Nothing in this announcement should be construed as a profit estimate or profit forecast and no statement in this announcement should be interpreted to mean that earnings per share of the Company for the current or future financial years would necessarily match or exceed the historical published earnings per share of the Company.
Completion of the Acquisition is subject to the satisfaction of a number of conditions as more fully described in the Prospectus. Consequently, there can be no certainty that completion of the Acquisition will be forthcoming.

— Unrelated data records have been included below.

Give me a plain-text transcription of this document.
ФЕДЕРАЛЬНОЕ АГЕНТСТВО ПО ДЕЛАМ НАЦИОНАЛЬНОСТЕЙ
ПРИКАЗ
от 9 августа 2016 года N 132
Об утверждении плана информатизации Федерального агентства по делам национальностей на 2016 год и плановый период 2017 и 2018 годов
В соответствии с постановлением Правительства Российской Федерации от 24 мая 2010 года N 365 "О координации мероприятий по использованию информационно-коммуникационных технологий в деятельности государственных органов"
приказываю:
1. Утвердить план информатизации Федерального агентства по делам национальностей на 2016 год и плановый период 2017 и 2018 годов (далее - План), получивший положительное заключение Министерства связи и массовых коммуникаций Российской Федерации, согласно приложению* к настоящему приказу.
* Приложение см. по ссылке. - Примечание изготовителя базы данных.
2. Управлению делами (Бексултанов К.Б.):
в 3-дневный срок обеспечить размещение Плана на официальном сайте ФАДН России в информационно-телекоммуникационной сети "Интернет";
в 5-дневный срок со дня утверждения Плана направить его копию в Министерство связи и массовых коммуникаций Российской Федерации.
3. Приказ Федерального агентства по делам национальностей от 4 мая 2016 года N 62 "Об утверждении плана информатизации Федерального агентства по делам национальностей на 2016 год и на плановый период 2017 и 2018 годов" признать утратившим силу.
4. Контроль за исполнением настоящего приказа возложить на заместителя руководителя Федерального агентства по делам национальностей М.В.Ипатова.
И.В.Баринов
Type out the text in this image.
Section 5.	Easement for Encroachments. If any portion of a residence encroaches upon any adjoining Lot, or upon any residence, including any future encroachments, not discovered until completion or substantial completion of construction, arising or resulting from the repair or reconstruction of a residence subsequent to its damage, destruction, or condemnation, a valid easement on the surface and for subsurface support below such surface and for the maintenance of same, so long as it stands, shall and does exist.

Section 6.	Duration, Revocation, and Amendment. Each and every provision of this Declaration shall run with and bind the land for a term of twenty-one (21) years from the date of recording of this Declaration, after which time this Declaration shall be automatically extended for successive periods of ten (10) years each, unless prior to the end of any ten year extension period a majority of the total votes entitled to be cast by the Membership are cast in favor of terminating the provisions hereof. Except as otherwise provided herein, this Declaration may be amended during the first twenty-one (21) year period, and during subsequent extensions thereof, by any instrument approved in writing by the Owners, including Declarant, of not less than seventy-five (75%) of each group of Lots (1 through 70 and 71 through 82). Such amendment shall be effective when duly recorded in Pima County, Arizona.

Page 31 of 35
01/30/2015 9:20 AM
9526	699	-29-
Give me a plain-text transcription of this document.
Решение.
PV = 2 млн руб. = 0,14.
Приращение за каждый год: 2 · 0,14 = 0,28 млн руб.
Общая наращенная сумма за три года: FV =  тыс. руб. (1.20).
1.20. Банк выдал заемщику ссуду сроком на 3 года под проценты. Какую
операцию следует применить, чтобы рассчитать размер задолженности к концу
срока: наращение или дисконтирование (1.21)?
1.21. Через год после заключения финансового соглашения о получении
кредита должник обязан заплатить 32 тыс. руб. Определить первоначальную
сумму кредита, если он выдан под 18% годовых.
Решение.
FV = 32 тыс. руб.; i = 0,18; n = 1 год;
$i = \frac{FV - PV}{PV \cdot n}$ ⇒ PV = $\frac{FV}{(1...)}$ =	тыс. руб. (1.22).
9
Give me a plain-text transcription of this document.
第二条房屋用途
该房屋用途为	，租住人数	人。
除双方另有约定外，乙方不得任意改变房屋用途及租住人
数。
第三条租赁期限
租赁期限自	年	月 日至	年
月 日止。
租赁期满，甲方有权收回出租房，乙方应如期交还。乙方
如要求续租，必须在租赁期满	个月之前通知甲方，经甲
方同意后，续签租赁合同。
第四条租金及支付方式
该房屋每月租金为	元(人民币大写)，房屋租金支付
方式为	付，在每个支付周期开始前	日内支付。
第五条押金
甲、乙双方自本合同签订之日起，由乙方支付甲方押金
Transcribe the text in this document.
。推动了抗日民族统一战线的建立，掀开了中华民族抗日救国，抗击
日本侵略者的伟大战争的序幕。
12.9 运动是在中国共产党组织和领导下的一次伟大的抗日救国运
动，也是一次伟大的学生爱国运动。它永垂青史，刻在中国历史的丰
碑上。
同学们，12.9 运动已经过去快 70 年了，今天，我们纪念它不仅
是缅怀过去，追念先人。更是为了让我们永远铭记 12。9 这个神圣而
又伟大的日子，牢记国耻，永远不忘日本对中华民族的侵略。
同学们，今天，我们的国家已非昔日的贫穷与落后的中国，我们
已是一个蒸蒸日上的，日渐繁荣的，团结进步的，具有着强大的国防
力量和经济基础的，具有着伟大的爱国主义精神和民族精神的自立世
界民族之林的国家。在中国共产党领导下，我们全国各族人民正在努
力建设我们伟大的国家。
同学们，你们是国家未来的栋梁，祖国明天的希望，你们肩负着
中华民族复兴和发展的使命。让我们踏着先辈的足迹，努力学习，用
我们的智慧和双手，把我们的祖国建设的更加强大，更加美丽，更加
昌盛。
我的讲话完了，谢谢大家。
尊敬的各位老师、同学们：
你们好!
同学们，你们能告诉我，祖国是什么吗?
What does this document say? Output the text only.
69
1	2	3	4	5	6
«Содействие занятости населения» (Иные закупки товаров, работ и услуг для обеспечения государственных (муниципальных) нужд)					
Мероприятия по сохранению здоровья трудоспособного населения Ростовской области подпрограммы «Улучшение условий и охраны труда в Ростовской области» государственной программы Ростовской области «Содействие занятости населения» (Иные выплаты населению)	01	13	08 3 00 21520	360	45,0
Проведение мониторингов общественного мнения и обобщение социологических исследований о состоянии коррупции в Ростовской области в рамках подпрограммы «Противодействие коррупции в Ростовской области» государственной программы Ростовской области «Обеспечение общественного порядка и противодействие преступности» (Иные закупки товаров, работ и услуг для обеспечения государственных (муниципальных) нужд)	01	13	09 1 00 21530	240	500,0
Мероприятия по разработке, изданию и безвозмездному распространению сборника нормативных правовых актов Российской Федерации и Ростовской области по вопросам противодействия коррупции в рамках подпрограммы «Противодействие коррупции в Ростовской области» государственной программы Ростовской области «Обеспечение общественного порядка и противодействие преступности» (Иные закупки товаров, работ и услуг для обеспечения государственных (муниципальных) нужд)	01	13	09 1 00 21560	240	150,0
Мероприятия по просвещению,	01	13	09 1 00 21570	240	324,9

This announcement is not a prospectus but an advertisement. Neither this announcement nor anything contained in it shall form the basis of, or be relied upon in conjunction with, any offer or commitment whatsoever in any jurisdiction. The contents of this announcement are not to be construed as legal, business, financial or tax advice. Each investor or prospective investor should consult their or its own legal adviser, business adviser, financial adviser or tax adviser for legal, financial, business or tax advice.
Persons (including, without limitation, nominees and trustees) who have a contractual or other legal obligation to forward a copy of this announcement should seek appropriate advice before taking any action.
This announcement has been prepared for the purposes of complying with applicable law and regulation in the United Kingdom and the information disclosed may not be the same as that which would have been disclosed if this announcement had been prepared in accordance with the laws and regulations of any jurisdiction outside the United Kingdom.